Even Grimod’s death reminds us that the comic-heroic style is something that is too often lacking in the scientific approach to the world. The (comic) gastronome-hero who wrote Almanach des Gourmands and Manuel des Amphitryones passed away, in fact, on Christmas Day 1837, just before the proverbial festive lunch–which he had been very much looking forward to, by the way–and after battling for the very last time against his worst enemy: a glass of water.
“Alternately emphatic and caustic, lovely and solemn, this prose speaks seriously about the futile, pompously about the vulgar, and nobly about the ignoble act of eating.” – Ned Rival
We have the onus and the honour of knowing and understanding, of finding out more about the origin of gastronomic sciences, a subject that is now part and parcel of the academic world in Italy and beyond. It is an experience that is comprehensible only if we place the figure of Grimod de La Reynière side by side with the judge-cum-gastronome Brillat-Savarin.
They both teach us to connect the knowledge of the intellect with knowledge of the palate. Their two ways of understanding gastronomic knowledge–different but sharing the same style–are necessary for a complete vision of the world of gastronomy in the past and the present. Without the full understanding of the bond that ties these two gourmands, we will never be able to grasp modern gastronomy in all its complexity. And as a consequence, we cannot expect to forge the way of the gastronomy of the future either.
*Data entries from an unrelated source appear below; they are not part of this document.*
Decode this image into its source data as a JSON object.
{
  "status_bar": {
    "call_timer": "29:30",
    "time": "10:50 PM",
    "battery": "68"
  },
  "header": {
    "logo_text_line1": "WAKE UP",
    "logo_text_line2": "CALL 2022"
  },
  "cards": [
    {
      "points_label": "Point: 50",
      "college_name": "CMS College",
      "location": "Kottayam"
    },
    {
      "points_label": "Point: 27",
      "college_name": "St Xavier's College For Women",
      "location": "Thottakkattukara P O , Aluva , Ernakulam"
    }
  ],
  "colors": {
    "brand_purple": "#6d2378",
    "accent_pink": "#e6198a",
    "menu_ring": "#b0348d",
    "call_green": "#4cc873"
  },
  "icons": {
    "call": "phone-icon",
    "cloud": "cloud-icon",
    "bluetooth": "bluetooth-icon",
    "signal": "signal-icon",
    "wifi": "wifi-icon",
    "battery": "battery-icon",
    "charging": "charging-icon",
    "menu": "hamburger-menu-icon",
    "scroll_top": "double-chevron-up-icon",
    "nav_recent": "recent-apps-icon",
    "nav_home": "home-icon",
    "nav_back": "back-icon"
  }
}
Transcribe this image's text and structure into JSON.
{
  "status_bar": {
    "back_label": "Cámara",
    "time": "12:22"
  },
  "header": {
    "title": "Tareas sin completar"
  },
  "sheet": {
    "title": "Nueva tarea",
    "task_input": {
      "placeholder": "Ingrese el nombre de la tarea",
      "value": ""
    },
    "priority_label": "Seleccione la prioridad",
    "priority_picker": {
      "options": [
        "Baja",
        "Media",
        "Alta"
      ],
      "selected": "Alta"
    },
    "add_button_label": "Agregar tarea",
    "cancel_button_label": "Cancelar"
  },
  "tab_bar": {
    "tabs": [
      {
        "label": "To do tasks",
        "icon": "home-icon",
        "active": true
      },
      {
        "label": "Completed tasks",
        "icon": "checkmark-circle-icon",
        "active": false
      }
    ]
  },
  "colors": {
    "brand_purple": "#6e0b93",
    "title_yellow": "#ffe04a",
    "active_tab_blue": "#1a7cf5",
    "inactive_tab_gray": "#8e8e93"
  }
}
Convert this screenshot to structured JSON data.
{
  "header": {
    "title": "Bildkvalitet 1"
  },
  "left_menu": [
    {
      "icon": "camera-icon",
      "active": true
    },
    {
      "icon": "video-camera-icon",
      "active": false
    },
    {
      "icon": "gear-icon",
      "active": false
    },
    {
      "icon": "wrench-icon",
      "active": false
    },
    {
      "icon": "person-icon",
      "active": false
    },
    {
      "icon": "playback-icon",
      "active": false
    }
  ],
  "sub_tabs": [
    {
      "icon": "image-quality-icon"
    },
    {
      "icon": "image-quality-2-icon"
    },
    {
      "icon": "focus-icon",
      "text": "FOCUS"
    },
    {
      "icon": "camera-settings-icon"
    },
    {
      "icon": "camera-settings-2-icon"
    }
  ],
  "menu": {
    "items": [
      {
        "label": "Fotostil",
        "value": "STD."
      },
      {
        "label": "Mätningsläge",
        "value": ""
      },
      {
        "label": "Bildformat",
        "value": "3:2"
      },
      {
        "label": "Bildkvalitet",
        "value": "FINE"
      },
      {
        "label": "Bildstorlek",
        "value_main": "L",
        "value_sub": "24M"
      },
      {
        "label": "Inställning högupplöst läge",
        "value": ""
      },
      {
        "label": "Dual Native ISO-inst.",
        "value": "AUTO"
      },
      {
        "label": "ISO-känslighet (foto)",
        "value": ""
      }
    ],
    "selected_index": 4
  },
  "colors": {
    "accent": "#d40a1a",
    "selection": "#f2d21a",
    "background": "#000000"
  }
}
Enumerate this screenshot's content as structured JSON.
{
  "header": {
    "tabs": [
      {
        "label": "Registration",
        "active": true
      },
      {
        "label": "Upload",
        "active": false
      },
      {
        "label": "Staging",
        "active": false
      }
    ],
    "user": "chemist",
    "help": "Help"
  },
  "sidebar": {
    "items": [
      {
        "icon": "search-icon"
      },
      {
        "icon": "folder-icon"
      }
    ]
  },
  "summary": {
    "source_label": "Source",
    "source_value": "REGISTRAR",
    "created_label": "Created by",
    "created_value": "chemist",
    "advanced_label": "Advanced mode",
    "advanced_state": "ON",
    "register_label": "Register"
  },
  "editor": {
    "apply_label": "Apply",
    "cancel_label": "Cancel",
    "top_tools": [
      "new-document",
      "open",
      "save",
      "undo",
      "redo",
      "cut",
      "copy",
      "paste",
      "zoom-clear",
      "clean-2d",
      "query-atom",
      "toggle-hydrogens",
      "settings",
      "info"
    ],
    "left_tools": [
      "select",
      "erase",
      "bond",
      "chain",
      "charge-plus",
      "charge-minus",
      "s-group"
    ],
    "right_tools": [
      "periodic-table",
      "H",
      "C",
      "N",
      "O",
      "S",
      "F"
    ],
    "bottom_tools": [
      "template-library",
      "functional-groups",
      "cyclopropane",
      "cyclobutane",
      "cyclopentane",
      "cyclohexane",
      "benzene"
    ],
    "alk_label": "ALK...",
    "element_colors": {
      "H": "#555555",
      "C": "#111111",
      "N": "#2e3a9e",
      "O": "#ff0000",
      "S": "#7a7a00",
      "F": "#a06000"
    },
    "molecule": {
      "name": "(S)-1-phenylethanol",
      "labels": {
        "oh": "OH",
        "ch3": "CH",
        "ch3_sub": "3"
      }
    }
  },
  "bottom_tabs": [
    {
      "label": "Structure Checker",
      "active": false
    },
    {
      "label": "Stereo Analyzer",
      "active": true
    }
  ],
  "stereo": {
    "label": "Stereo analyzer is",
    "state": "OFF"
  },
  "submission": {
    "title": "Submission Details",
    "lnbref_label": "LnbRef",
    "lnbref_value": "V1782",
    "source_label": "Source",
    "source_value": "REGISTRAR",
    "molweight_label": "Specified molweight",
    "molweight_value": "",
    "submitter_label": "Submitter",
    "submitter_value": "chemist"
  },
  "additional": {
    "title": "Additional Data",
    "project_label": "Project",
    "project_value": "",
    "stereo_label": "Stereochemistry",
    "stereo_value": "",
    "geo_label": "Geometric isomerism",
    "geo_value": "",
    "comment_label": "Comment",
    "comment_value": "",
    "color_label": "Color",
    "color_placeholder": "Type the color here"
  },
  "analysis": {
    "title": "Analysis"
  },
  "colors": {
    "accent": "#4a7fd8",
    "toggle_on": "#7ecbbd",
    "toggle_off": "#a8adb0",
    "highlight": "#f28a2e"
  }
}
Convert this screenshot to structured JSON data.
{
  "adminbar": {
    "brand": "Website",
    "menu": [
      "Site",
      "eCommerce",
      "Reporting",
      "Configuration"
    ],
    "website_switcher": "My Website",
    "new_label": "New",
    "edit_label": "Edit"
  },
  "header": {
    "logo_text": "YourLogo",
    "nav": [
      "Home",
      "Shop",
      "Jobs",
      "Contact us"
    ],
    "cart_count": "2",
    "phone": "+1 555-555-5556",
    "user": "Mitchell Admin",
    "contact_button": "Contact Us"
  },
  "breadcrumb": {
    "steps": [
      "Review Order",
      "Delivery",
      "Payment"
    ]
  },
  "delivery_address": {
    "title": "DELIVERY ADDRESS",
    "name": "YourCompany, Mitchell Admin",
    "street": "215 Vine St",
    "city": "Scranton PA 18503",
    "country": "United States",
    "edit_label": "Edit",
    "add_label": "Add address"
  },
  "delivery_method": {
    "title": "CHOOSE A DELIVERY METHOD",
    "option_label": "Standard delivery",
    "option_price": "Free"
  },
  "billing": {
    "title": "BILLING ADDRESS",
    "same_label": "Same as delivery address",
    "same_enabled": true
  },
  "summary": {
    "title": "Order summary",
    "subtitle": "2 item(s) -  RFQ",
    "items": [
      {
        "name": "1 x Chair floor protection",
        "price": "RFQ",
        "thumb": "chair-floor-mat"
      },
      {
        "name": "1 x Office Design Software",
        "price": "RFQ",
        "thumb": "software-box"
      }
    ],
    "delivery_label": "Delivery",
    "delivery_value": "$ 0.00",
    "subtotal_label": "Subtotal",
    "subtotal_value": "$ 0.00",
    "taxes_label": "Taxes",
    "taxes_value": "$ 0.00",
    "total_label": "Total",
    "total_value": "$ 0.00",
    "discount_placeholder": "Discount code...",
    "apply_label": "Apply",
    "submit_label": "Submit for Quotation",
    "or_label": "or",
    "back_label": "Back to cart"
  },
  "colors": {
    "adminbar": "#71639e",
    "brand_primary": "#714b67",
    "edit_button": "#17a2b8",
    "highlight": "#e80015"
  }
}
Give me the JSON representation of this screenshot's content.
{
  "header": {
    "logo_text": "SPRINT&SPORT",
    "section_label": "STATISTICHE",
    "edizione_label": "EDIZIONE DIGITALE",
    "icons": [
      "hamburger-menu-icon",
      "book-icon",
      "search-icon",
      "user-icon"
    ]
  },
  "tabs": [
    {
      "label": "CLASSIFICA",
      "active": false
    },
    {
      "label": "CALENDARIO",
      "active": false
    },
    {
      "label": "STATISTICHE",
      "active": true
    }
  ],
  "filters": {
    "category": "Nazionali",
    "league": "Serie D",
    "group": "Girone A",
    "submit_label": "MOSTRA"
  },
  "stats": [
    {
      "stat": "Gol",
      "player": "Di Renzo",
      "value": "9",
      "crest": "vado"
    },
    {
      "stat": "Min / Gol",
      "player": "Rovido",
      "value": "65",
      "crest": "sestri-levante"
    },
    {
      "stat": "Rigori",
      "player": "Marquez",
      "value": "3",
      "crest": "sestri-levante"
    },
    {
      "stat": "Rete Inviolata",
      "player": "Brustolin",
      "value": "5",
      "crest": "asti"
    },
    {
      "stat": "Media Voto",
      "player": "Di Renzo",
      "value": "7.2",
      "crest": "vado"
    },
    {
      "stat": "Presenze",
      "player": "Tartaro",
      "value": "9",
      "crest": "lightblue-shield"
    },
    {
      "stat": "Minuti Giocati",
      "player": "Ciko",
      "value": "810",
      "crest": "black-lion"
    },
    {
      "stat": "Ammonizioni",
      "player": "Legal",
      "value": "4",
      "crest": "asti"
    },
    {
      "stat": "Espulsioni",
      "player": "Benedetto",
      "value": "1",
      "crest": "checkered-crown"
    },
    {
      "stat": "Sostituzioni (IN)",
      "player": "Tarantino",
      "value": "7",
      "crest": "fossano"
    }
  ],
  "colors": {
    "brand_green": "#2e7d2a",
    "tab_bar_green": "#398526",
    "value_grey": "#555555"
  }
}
After 35 years of experience, I think I can say that if I hadn’t kept looking back along the way at these two gastronomic geniuses, over 200 years my senior, the mark left by Slow Food and the University of Gastronomic Sciences would have been profoundly different. I can’t even guarantee that there would be any trace at all.
And so, here I speak to the university’s students in particular: if you wish to call yourselves gastronomes, gourmets or gourmands, you really must be familiar with these stories from the past. This is where the authenticity of things lies: a gastronome is not only a tourist but, on the contrary, a traveller who keeps his knowledge alive through curiosity.
As you have seen, there are many interesting things to extrapolate from early-19th-century post-Revolutionary French society, a socio-political context that has significantly characterized our modern western society in general, and gastronomy in particular. This is why I feel it’s important to recommend to you the copy of Ned Rival’s Il buongustaio eccentrico, vita e opere di Alexandre B. L. Grimod de La Reynière. The book will help you immerse yourself in the hugely significant libertine environment of the time and fully understand the context in which our favourite subject, gastronomic sciences, was born.
I conclude by wishing all those of you who have followed my train of thought through to the end to mould yourselves with levity and playfulness. This way, it will be easier to overcome the uncertainties and challenges that the ongoing pandemic continues to pose.